Course Agendas are subject to change
Day One
- NEPA Rules and Requirements
- Categorical Exclusion
- Environmental Assessments
- Environmental Impact Statements (CX, EA, & EIS)
- The Agency-Specific Categorical Exclusion Process
- What is the DOPAA? – The Art of NEPA
- Finding the Purpose (and the Need)
- What are the Five “Ws”? – Defining the Proposed Action and Identifying Alternatives
- Alternatives Development and Screening Criteria
Day Two
- Questions to Ask Yourself When Identifying Alternatives
- What is Scoping (and why is it so important)?
- Developing a Great DOPAA and Screening Criteria
- The Affected Environment – Using the Scoping Process to Prepare Concise, Analytical NEPA Documents
- Developing the Affected Environment
- Analysis of Environmental Consequences – The Science of NEPA
Day Three
- Mitigation Measures v. Best Management Practices
- So what about Cumulative Effects?
- What are Decision Documents?
- NEPA Tips and Techniques – Document Reviews, Working with Contractors, Schedules & Timing, and Integrating Decision-Making
Whitney Fiore has over 15 years experience professional consulting experience in the field of natural resources, CEQA/NEPA and regulatory compliance. Six of those years were spent working for environmental and land use attorneys specializing in CEQA/NEPA and regulatory compliance in both federal and state jurisdictions. Ms. Fiore has prepared 100 or more CEQA/NEPA documents that range from large (5,000 page) EISs to 50 page Environmental Assessments (EAs) or Mitigated Negative Declarations (MNDs). Along with CEQA/NEPA compliance, Whitney has been managing projects that require U.S. Army Corps of Engineers (USACE) Section 404 CWA, Endangered Species Act (ESA) Section 7 Consultations with the U.S. Fish and Wildlife Service (USFWS) and the National Marine Fisheries Service (NMFS), numerous state wildlife agencies, Coastal Development Permits, state 401 Water Quality Certifications, as well as mitigation and restoration planning.

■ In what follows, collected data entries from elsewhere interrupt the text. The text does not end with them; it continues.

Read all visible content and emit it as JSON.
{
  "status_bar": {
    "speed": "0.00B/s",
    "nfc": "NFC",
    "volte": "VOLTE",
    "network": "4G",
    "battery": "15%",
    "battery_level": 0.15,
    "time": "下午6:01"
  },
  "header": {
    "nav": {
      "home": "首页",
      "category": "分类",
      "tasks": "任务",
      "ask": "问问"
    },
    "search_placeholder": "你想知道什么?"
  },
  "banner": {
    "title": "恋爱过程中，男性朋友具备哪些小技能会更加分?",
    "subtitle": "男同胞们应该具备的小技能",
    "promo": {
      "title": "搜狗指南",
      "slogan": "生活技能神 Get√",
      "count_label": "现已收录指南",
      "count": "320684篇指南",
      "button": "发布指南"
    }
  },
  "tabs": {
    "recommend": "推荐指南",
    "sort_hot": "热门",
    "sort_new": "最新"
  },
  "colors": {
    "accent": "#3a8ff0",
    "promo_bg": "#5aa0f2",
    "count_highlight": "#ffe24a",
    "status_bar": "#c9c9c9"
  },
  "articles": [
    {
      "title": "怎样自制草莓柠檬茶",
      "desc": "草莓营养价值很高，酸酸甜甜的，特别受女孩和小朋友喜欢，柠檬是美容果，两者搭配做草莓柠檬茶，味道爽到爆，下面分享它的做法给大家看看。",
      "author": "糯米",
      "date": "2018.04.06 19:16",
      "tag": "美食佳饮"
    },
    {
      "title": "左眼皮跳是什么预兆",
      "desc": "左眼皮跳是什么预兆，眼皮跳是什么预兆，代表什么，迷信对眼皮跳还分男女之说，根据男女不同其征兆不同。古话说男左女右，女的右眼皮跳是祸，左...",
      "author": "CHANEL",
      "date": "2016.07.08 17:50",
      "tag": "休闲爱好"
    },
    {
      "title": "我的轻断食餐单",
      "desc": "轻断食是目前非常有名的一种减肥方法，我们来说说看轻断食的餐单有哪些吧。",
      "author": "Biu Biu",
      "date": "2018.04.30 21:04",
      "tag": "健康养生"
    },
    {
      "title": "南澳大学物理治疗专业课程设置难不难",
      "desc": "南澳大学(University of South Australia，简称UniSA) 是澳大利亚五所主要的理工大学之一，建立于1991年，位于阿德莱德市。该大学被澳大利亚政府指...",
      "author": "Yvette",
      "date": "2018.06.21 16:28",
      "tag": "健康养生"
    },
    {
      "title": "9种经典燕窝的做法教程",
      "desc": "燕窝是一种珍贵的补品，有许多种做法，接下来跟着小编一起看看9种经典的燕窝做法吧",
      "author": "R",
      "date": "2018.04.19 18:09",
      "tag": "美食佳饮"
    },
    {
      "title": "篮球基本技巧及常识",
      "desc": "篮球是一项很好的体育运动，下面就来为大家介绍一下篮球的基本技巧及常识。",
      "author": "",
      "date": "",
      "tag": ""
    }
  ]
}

For seven years Whitney co-taught a course at UC Berkeley Extension on CEQA/NEPA and regulatory compliance for projects in aquatic habitats. Whitney’s background has afforded her an ability to work on all aspects of projects for which NEPA compliance may be necessary and with inter-disciplinary teams that include engineers, hydrologists, historic preservationists/archeologists, biologists, geo-morphologists, hazardous material and risk assessment experts, aquatic toxicologists, air quality experts, among others.
Whitney’s clients have been both private entities and federal, state and local public agencies. For 5 years Whitney worked to support the Port of Los Angeles on their CEQA/NEPA documents and recently completed a joint CEQA/NEPA EIR/EIS for the 400-acre San Pedro Waterfront Redevelopment for which the NEPA Lead Agency was USACE. Whitney was the lead author of a NEPA Handbook for the Port of Los Angeles as most of their work requires Section 404 Individual Permits from USACE, thereby requiring joint NEPA/CEQA compliance. Whitney also spent the last two years working onsite for the US Department of Energy (DOE) at their Headquarters in Washington DC and in the Golden Field Office in Colorado, conducting NEPA reviews for projects funded by the American Recovery and Reinvestment Act (ARRA). Whitney prepared hundreds of CXs and identified projects for which additional NEPA review was necessary (mainly preparation of an EA). She was document manager for numerous DOE EAs that because of ARRA funding, had to be completed in very short timeframes.
Whitney is originally from Seattle, Washington and earned her B.S in Natural Resource Management and Public Policy with a minor in Biology in 1994; and M.S. in Natural Resource Management from Central Washington University in 1999 respectively. Whitney now lives in Historic Downtown Annapolis with her husband Michael where they recently completed a gut renovation on a house built in 1880.